An interesting point, some of the info from the directgov site:

"If you weren't married or registered civil partners, you won't automatically get a share of your partner's estate if they don't make a will. If they haven't provided for you in some other way, your only option is to make a claim under the Inheritance (Provision for Family and Dependants) Act 1975 - see the next section.

If you feel that you have not received reasonable financial provision from the estate, you may be able to make a claim under the Inheritance (Provision for Family and Dependants) Act 1975. To make a claim you must have a particular type of relationship with the deceased, such as child, spouse, civil partner, dependant or cohabitee.

Bear in mind that if you were living with the deceased as a partner but weren't married or in a civil partnership, you'll need to show that you've been 'maintained either wholly or partly by the deceased' - this can be difficult to prove if you've both contributed to your life together.

You need to make a claim within six months of the date of the grant of letters of administration.
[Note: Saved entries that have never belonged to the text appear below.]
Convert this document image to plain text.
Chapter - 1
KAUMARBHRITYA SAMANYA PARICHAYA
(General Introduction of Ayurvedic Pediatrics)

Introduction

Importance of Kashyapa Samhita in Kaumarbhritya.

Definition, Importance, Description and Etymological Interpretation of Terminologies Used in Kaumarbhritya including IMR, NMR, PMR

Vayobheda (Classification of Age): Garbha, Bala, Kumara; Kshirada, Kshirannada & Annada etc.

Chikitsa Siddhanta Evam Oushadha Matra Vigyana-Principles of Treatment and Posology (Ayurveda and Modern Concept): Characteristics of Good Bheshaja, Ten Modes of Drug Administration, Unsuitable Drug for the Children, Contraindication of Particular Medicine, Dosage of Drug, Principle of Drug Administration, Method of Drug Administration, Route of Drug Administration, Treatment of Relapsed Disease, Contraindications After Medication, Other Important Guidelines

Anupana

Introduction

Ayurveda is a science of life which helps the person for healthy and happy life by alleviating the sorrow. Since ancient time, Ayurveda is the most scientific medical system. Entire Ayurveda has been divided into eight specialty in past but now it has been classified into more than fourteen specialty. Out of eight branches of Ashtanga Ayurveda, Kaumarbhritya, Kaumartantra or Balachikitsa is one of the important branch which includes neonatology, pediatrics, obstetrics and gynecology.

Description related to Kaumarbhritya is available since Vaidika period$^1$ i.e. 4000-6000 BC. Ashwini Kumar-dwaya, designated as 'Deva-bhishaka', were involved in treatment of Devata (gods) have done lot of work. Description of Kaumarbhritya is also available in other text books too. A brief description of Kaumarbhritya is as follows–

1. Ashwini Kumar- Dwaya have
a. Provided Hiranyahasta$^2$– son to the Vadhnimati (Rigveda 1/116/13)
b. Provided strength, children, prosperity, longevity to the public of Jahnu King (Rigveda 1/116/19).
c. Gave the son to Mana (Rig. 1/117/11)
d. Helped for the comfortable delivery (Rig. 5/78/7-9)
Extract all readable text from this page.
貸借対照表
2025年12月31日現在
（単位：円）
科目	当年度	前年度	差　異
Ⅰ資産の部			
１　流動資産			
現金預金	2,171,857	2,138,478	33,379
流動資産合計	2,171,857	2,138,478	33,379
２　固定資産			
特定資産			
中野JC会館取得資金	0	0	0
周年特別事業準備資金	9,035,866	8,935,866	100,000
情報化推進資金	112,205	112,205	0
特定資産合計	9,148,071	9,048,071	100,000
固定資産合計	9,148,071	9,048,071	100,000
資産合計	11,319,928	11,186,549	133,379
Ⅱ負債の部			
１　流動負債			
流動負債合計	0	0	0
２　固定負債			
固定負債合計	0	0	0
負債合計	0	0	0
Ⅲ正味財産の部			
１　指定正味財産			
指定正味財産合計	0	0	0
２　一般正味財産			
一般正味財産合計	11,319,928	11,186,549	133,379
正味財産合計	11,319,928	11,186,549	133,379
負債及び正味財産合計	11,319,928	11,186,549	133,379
This is quite a complicated area and a claim may not succeed. It's advisable to ask a solicitor's advice. They would charge for this service."

And also -

"If there is a husband, wife or civil partner, but no other relatives
The husband, wife or registered civil partner gets everything (but an unmarried or unregistered partner gets nothing)."

Trifle · 24/01/2010 14:58

How long has this stuff been stored in your MIL's house? If it is of such sentimental value how come you havent collected it before?

pranma · 24/01/2010 20:09

If Dh's mum and dad were not married then unless there is a will everything is legally your dh's including the house.Change the locks,take what you want and call her bluff.